Pourquoi les choses ne changent pas, malgré l'insistance des Maliens et de certains pays contributeurs de troupes ? Le mandat défend le Mali ou les pays autres que le Mali, mais invisibles ? Changer le mandat pourrait éventuellement permettre à l'Onu de mobiliser le financement et de pouvoir fonctionner à plein régime au Mali. Malgré tout, il faudra éviter de jeter le bébé avec l'eau du bain. Sans ces troupes et cette assistance de la communauté internationale, le Mali serait devenu depuis longtemps un émirat salafiste. Ce lourd tribut payé a maintenu le Mali dans ses frontières nationales.
Le pays souffre de graves problèmes de gouvernance que l'assistance étrangère ne saurait corriger. On ne peut pas être plus royaliste que le roi ! Dans ce sens, quels sont les acquis majeurs ? Les organes de suivi de l'accord sont mis en place et fonctionnent cahin-caha. Le Comité de suivi de l'accord vient de boucler sa 8ème session avec des résultats mitigés, voire des positions divergentes. Les mouvements veulent une effectivité de la mise en place des Autorités intérimaires et le cantonnement. Cela frise par endroit le mépris ou traduit le manque de confiance entre les parties. Il est, de notre avis, une réelle tactique pour faire durer le processus, pour le décrédibiliser. La question de la représentativité semble être tranchée à Bamako pour permettre le paiement des indemnités et le partage des postes de responsabilité entre les parties signataires, mais c'est le terrain qui commande, et là, les tensions sont très fortes comme pouvait l'attester l'affrontement entre Gatia et Ganda Izo à Ndaki.
Pour permettre une avancée significative, il faut accepter d'aller au bout de la logique du partage, vu que tous ces mouvements ne sont pas à confondre avec les populations qui attendent encore d'être convaincues que la signature vaut mieux que la non-signature. C'est ce qui consacrera l'Alliance entre mouvements et populations ou risquera d'ouvrir de nouveaux fronts. Les sous-comités fonctionnent, mais nous doutons que tous leurs membres puissent faire le travail qu'on attend d'eux en termes de compétence, de technicité et de professionnalisme.
Le Code des collectivités a été modifié pour tenir compte des Autorités intérimaires, mais le flou autour de la mise en place desdites Autorités est un danger qu'il faut circonscrire par une bonne campagne d'information et de sensibilisation, mission à confier aux députés. Les Autorités ne devant être mises en place que là où les dysfonctionnements et le manque de fourniture de services aux citoyens sont réels. Il faudra éviter de les créer par des stratagèmes maladroits qui pourraient faire basculer le pays dans un désordre plus grand et inutile.
Le Comité national de coordination de mise en œuvre de l'accord est mis en place et comprend des membres permanents (ministres et secrétaires généraux), associés (le corps social).
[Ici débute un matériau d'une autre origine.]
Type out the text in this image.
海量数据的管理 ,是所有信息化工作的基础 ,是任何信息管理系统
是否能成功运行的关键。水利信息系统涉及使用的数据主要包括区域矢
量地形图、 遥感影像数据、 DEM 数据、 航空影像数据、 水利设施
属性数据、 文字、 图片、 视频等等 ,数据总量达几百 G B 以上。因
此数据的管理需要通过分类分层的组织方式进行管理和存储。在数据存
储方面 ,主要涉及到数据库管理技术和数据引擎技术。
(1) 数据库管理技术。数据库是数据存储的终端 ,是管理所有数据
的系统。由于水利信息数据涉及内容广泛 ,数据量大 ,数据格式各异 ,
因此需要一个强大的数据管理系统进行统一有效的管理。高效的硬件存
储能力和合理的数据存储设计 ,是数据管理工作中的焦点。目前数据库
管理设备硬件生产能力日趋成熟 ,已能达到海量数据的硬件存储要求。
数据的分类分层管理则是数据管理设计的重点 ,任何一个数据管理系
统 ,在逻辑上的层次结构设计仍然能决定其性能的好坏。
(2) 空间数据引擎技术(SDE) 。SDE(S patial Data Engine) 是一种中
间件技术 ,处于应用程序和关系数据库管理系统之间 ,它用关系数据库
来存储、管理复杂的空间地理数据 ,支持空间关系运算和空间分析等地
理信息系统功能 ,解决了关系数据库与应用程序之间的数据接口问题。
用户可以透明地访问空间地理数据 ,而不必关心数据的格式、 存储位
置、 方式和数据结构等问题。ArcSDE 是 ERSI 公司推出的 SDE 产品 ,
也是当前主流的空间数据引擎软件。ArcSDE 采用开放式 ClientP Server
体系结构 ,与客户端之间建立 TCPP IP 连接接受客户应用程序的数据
Cet organe doit être renforcé (qualité des membres) et rattaché à la présidence. Les régions de Ménaka et Taoudeni sont fonctionnelles sur papier avec la nomination de gouverneurs sans moyens. Les nouveaux gouverneurs, y compris celui de Kidal, respectent une certaine logique de corps social devant permettre l'accalmie.
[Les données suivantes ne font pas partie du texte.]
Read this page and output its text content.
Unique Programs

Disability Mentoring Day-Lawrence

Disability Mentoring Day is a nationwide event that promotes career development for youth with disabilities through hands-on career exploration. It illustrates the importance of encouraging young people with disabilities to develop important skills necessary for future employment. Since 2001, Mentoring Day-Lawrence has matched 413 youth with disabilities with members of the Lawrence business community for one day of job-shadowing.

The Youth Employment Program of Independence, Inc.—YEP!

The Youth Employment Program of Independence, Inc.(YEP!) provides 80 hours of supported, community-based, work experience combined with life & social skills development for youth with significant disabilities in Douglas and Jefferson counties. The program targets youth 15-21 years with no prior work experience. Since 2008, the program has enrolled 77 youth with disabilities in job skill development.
Les organes en charge de la sécurité sont créés sur papier, notamment les Commissions en charge de l'intégration, des DDR et ont déclaré la réforme du secteur de la sécurité dont le commissaire est même nommé. Puis, plus rien. Le cantonnement est encore flou et occasionne une course inexpliquée à l'armement, condition d'être cantonné pour un combattant. Dans ce sens, il faudra éviter une exclusion, surtout des jeunes de Gao dont la bravoure est chantée à chaque occasion, mais qu'on feint d'oublier au nom d'un certain retour de la paix. La capacité de nuisance des jeunes est grande et l'environnement y est favorable avec l'exclusion d'autres mouvements armés et la présence des terroristes.
Les listes de combattants à cantonner font l'objet de spéculations grotesques et éhontées, d'autant plus que c'est l'État malien qui devrait prendre en charge les cantonnés. Tout retard ou mauvaise foi compromet le processus et amplifie les mécontentements légitimes des autres régions du pays.
L'État et la communauté internationale doivent s'assumer et obliger au respect des engagements. Nous apprenons que les listes de combattants ne seraient pas encore disponibles. Ce qui tranche d'avec la bonne foi. Les sites doivent être construits avant le début de l'hivernage. Le cantonnement est en train de déstructurer les communautés, et si l'on y ajoute les Autorités intérimaires et le manque de dividendes, nous aurons tous contribué à fabriquer la bombe de l'implosion des communautés, qui emportera tout avec elle.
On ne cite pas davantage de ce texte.